Monetary and Liquidity Conditions
Tight monetary and liquidity conditions bringing desired adjustment, trend likely to persist
- Policy rates were raised another 75 bps in Q1 of 2011-12. This has raised operational policy rates by 425 bps in a span of 15 months since mid-March 2010 one of the sharpest monetary tightening seen across the world. It helped keep the real lending rates positive despite high inflation.
- Tight monetary and deficit liquidity conditions are bringing desired adjustments and are likely to prevail in near term. Deposit growth picked up and credit growth decelerated, reducing divergence between the two. Rise in currency growth was also reversed with increased opportunity cost.
- Credit growth though having decelerated in Q1 of 2011-12 still remains above indicative trajectory and has not showed the seasonal slack. Non-bank finance to commercial sector also increased significantly. Reserve money growth has decelerated, but money supply remains above trajectory.
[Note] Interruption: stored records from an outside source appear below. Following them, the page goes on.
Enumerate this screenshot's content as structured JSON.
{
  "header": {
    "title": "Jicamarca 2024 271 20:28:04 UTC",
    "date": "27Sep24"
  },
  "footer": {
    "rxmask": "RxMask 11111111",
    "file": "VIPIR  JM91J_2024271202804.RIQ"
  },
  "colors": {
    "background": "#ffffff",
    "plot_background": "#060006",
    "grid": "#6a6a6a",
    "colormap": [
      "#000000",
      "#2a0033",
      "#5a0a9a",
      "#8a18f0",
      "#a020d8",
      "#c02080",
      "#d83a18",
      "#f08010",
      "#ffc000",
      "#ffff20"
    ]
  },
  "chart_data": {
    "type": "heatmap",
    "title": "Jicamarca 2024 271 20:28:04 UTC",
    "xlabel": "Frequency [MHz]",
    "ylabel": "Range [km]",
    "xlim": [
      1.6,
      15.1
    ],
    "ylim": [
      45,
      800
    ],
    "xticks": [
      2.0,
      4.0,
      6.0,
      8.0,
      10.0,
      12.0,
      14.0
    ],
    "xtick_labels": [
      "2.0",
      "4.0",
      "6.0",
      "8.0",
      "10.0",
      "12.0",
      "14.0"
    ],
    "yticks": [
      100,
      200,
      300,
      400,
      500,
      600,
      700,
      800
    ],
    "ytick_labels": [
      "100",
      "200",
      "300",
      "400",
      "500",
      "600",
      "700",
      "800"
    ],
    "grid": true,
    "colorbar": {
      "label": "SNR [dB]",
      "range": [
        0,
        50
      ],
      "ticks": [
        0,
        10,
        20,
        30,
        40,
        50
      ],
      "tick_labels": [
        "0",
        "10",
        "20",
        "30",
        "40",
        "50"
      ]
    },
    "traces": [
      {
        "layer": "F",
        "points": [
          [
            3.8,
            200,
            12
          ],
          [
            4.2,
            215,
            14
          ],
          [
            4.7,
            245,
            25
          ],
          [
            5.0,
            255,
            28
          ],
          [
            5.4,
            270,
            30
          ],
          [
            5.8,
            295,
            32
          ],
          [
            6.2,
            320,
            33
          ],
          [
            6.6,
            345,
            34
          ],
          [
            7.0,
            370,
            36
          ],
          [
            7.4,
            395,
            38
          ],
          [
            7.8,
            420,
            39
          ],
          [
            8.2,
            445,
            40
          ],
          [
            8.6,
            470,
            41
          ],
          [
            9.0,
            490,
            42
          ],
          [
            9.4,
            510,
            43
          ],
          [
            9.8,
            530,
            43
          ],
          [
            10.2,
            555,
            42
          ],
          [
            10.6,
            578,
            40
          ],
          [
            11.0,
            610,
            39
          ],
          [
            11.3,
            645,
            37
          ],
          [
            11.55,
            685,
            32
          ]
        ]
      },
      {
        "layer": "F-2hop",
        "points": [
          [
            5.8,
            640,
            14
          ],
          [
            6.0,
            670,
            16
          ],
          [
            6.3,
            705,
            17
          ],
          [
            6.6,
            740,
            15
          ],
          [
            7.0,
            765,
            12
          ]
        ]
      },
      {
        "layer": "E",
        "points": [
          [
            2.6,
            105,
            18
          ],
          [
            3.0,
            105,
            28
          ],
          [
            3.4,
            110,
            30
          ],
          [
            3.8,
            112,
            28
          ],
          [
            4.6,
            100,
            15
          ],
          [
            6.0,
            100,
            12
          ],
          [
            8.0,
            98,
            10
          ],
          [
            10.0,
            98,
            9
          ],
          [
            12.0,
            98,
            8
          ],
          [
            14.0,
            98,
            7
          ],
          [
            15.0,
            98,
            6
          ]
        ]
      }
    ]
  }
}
No stress visible though interest rates firm up as monetary transmission improves
- Notwithstanding the firming up of interest rates, indicating improved monetary transmission, there has been no stress visible across the financial markets. Monetary transmission led to further increase in deposit and lending rates during Q1 of 2011-12.
- The yield curve has flattened reflecting policy rate hikes and larger-than-anticipated issuances at the short-end including cash management bills. The exchange rate exhibited two-way movement. Equity markets remained sluggish during Q1 of 2011-12 but housing prices and transactions volumes rose in Q4 of 2010-11.
Generalised inflation with near-term upside do not provide any comfort
- Inflation remained high in Q1 of 2010-11, in line with the projections made in the May Policy Statement. There has been generalisation of inflation since December 2010 with dominant contribution from non-food manufacturing products. Inflation is being driven by both cost-push and demand-side factors.
- Food inflation has declined. However, near-normal monsoon may not ease pressure on food inflation further due to increases in wage costs and support prices. These trends necessitate structural reforms to enhance supply response, while the anti-inflationary bias of monetary policy anchors inflation expectations.